Nusa Dua, Bali (ANTARA) - Badan Pengelola Dana Perkebunan (BPDP) menyebut program biodesel Indonesia telah menjadi pilar utama dalam menjaga stabilitas industri sawit dan memperkuat ketahanan energi nasional.
Sejak kebijakan biofuel pertama diluncurkan pada tahun 2006, konsumsi biodiesel meningkat lebih dari 13.000 persen dalam rentang enam belas tahun, kata Direktur Utama BPDP Eddy Abdurrachman di Nusa Dua Bali, pada 13 November 2025.
Indonesia menjadi negara pertama di dunia yang menerapkan program B30 secara nasional pada tahun 2020 dan melanjutkannya ke B35 pada tahun 2023.
Pemerintah kini menargetkan penerapan B40 pada tahun 2025, dengan volume konsumsi yang diperkirakan mencapai 15 juta kiloliter.
Biodiesel memiliki peran strategis dalam menstabilkan harga CPO dan melindungi kesejahteraan petani sawit.
Melalui penyerapan CPO di pasar domestik, program ini menjaga harga tandan buah segar di kisaran Rp1.300 hingga Rp2.900 per kilogram, sekaligus mendukung penghidupan lebih dari 2,5 juta petani.
Selain itu, biodiesel juga memperkuat ketahanan energi dengan menekan impor solar dari 86 persen pada tahun 2014 menjadi 37 persen pada tahun 2024.
Program ini memberikan manfaat ekonomi yang besar dengan penghematan devisa hingga Rp147 triliun pada 2025 dan penciptaan hampir dua juta lapangan kerja di sektor industri, logistik, dan energi.
Kontribusi biodiesel menjadi bagian penting dari agenda transisi energi dari komitmen iklim Indonesia melalui bauran energi terbarukan diperkirakan mencapai 10 persen pada tahun 2025, dengan pengurangan emisi gas rumah kaca sebesar 34,9 juta ton CO pada tahun 2024, setara dengan pengurangan emisi dari sekitar 10 juta kendaraan bermotor.
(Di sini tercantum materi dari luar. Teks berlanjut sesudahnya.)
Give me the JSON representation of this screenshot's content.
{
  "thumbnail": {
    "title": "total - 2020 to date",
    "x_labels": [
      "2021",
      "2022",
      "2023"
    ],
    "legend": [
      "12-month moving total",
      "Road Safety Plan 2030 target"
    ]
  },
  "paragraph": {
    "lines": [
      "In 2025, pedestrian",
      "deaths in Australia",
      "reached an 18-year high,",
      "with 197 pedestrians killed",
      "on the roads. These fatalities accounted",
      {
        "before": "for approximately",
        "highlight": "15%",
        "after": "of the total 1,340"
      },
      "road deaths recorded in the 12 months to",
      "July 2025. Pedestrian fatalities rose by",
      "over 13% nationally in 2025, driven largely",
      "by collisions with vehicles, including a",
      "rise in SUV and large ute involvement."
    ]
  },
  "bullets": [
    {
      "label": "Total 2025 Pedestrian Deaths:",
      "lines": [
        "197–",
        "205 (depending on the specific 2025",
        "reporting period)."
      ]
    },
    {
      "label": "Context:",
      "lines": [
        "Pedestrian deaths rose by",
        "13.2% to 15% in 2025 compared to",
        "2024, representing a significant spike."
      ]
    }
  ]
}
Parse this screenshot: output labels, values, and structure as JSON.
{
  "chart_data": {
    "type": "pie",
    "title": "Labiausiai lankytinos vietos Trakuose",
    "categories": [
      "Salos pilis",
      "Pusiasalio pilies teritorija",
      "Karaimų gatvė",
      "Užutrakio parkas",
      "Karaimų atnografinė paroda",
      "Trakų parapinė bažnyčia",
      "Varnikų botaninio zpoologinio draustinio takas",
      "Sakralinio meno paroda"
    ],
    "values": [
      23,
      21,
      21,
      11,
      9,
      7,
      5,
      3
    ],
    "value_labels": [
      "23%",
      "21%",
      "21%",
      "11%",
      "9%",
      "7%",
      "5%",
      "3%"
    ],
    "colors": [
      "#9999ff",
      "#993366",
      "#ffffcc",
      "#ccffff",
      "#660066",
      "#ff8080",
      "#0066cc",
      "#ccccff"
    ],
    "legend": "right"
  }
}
Pencapaian ini memperkuat posisi Indonesia sebagai pelopor energi berbasis sawit dalam upaya mencapai target netral karbon 2060.
Meski menunjukkan hasil yang positif, pengembangan biodiesel di Indonesia juga memiliki tantangan yang perlu diantisipasi seperti ketergantungan terhadap CPO sebagai bahan baku utama, keterbatasan infrastruktur distribusi, dan isu keberlanjutan.
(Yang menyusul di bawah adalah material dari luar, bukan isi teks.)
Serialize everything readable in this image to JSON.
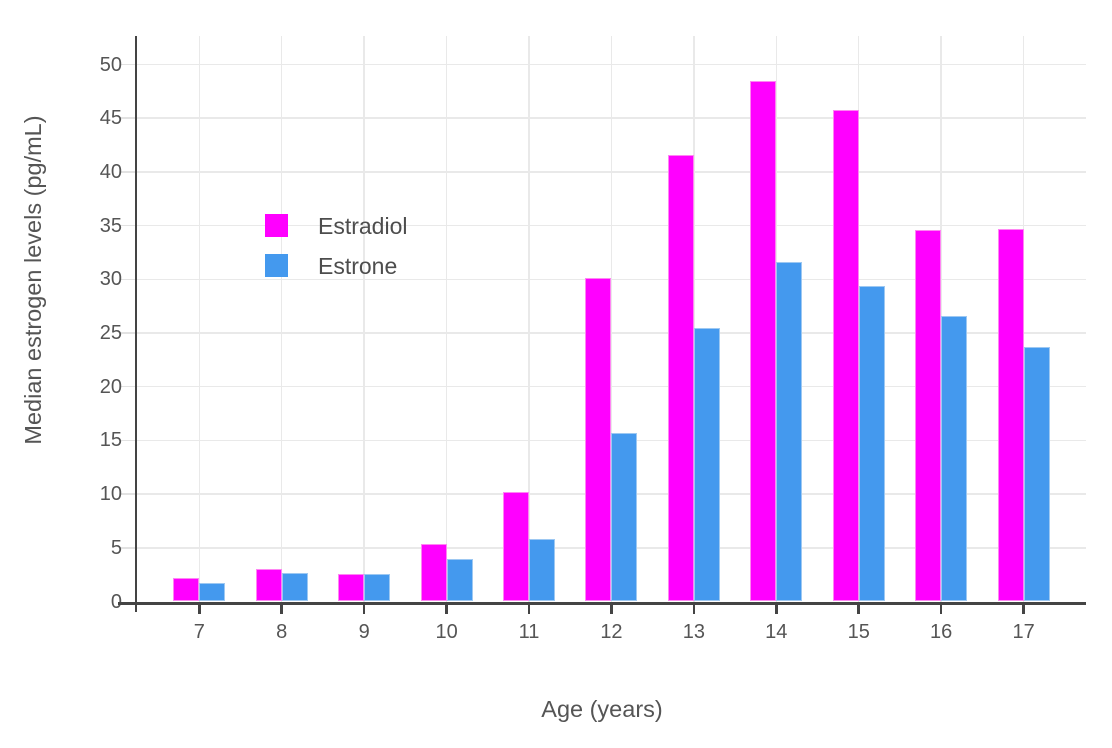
{
  "chart_data": {
    "type": "bar",
    "title": "",
    "categories": [
      "7",
      "8",
      "9",
      "10",
      "11",
      "12",
      "13",
      "14",
      "15",
      "16",
      "17"
    ],
    "series": [
      {
        "name": "Estradiol",
        "color": "#ff00ff",
        "edge_color": "#ff85f3",
        "values": [
          2.2,
          3.0,
          2.6,
          5.4,
          10.2,
          30.1,
          41.6,
          48.5,
          45.8,
          34.6,
          34.7
        ]
      },
      {
        "name": "Estrone",
        "color": "#4499ee",
        "edge_color": "#9dc8f2",
        "values": [
          1.7,
          2.7,
          2.6,
          4.0,
          5.8,
          15.7,
          25.5,
          31.6,
          29.4,
          26.6,
          23.7
        ]
      }
    ],
    "xlabel": "Age (years)",
    "ylabel": "Median estrogen levels (pg/mL)",
    "ylim": [
      0,
      52.5
    ],
    "yticks": [
      0,
      5,
      10,
      15,
      20,
      25,
      30,
      35,
      40,
      45,
      50
    ],
    "grid": true,
    "legend_position": "inside-top-left",
    "bar_mode": "grouped"
  },
  "colors": {
    "background": "#ffffff",
    "axis": "#444444",
    "grid": "#e9e9e9",
    "y_tick_stub": "#e2e2e2",
    "tick_label": "#555555",
    "axis_title": "#555555",
    "legend_text": "#4d4d4d"
  }
}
Berkaitan dengan hal ini, diperlukan diversifikasi bahan baku dengan memanfaatkan minyak jelantah serta memperkuat pengujian teknis B40 dan B50 untuk memastikan kesiapan teknologi dan efisiensi produksi.
Biodiesel memiliki peran strategis dalam diplomasi perdagangan dan iklim, dengan memperkuat posisi Indonesia di pasar global serta menghadapi kebijakan diskriminatif seperti Renewable Energy Directive Uni Eropa.
Program biodiesel tidak hanya menjaga stabilitas harga dan kesejahteraan petani sawit, tetapi juga menjadi penggerak ekonomi nasional, instrumen transisi hijau, dan simbol kemandirian energi Indonesia.